Re: [gdal-dev] Filesize too large when writing compressed float's to a Geotiff from Python

2015-06-04 Thread Even Rouault

 It makes sense that the order in which the data is written/stored affects
 the performance of the compression, but i don't get why it would be
 different for integers as compared to floats?

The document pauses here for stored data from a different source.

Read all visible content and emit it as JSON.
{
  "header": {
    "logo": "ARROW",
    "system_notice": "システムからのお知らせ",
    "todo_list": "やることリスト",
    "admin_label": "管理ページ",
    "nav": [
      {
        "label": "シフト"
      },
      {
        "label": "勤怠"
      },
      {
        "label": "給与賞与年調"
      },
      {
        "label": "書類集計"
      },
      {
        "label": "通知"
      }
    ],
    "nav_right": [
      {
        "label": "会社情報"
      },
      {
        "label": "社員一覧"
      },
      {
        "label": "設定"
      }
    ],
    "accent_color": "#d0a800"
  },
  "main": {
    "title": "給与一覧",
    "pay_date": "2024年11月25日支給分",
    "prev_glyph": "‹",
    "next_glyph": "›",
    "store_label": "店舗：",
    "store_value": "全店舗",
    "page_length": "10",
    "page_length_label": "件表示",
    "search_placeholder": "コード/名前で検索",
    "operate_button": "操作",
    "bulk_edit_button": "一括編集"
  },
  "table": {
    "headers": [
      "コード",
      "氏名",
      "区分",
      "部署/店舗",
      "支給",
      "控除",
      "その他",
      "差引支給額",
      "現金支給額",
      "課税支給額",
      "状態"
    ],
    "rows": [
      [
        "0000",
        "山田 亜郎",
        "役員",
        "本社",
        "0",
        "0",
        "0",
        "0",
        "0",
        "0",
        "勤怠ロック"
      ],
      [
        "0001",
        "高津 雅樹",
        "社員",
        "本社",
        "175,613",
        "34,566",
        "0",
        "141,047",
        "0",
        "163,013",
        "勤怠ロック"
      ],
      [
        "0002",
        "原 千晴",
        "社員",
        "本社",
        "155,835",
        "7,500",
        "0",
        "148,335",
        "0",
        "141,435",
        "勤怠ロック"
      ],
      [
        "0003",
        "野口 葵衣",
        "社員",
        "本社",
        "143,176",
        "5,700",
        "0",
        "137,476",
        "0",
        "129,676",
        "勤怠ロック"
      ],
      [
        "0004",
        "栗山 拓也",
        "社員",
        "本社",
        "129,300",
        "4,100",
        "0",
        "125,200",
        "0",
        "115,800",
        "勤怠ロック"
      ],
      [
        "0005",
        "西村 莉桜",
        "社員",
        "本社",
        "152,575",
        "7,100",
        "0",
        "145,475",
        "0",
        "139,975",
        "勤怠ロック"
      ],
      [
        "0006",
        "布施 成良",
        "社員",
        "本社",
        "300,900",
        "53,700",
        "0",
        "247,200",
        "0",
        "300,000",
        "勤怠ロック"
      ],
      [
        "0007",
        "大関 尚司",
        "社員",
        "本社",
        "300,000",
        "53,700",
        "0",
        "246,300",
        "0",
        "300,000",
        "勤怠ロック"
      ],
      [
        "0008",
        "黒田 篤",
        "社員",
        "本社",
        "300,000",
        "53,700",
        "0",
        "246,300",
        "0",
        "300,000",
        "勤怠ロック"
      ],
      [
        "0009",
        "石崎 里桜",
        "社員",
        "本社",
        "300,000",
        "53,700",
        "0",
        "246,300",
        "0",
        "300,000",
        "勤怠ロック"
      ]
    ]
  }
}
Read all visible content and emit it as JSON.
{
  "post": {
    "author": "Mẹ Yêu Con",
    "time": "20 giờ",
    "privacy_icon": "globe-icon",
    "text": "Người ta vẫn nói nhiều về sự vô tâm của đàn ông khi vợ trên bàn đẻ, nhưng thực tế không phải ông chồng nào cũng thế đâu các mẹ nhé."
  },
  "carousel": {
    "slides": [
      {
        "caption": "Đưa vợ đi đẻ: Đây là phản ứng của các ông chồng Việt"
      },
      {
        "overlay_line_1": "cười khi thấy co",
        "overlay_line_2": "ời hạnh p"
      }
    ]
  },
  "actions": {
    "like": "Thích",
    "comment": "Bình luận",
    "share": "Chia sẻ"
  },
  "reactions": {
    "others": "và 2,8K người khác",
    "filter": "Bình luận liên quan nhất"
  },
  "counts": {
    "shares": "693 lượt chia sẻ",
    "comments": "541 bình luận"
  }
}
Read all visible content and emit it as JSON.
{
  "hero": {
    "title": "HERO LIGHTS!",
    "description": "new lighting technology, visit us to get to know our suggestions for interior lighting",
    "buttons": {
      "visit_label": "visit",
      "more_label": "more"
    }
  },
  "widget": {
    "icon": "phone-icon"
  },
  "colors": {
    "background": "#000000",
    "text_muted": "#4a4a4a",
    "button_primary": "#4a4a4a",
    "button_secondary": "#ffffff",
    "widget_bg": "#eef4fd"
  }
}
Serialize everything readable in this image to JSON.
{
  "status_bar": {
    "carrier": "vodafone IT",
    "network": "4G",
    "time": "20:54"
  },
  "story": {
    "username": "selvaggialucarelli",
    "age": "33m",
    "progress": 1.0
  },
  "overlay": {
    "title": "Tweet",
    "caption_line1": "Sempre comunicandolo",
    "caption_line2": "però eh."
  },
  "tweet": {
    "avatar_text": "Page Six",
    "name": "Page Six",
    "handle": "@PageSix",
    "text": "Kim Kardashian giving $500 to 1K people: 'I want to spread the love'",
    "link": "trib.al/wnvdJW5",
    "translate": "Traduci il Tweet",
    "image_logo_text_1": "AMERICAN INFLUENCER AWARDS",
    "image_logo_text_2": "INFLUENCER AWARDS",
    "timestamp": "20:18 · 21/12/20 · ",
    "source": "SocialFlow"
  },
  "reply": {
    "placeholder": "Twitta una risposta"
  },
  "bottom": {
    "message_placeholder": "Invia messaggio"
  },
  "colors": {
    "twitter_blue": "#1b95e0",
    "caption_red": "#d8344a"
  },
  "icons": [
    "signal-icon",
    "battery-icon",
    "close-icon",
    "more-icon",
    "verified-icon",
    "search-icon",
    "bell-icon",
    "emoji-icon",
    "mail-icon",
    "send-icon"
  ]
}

Floats are larger than Int8 and Int16, so for the same amount of 
GDAL_CACHEMAX, you can cache less blocks, causing more temporary flushes of 
partial tiles/strips to disk (partial = that have data only for one or two 
bands, but not the 3), than need to be refetched when data for the remaining 
bands is available and then recompressed and rewritten.

 
 
 Regards,
 Rutger
 
 
 
 
 Even Rouault-2 wrote
 
  Le mercredi 03 juin 2015 15:21:07, Rutger a écrit :
  
  Rutger,
  
  the issue is that you write data band after band, whereas by default the
  GTiff
  driver create pixel-interleaved datasets. So some blocks in the GTiff
  might be
  reread and rewritten several times as the data coming from the various
  bands
  come.
  
  Several fixes/workarounds :
  - if you've sufficient RAM to hold another copy of the uncompressed
  dataset,
  increase GDAL_CACHEMAX
  - or add options = [ 'INTERLEAVE=BAND' ] in the Create() call to create a
  band
  interleaved dataset
  - more involved fix: since there's no dataset WriteArray() in GDAL Python
  for
  now, you would have to iterate block by block and for each block write
  the corresponding region of each band.
  - you could also use Dataset.WriteRaster() if you can get a buffer from
  the
  numpy array
  
  Even
 
 --
 View this message in context:
 http://osgeo-org.1560.x6.nabble.com/Filesize-too-large-when-writing-compre
 ssed-float-s-to-a-Geotiff-from-Python-tp5208916p5209075.html Sent from the
 GDAL - Dev mailing list archive at Nabble.com.
 ___
 gdal-dev mailing list
 gdal-dev@lists.osgeo.org
 http://lists.osgeo.org/mailman/listinfo/gdal-dev

-- 
Spatialys - Geospatial professional services
http://www.spatialys.com
___
gdal-dev mailing list
gdal-dev@lists.osgeo.org
http://lists.osgeo.org/mailman/listinfo/gdal-dev

Re: [gdal-dev] Filesize too large when writing compressed float's to a Geotiff from Python

2015-06-04 Thread Rutger
Even, 

Thanks for the suggestions, the first two work well. I'll have a look at the
ds.WriteRaster, that seems an interesting way, since it also prevents
unnecessary looping over the bands. 

Writing per block is what i usually do, maybe that's why i never noticed it
before. I now ran into it while fetching and writing a dataset from OpenDAP,
whereas i usually read blocks from GTiffs.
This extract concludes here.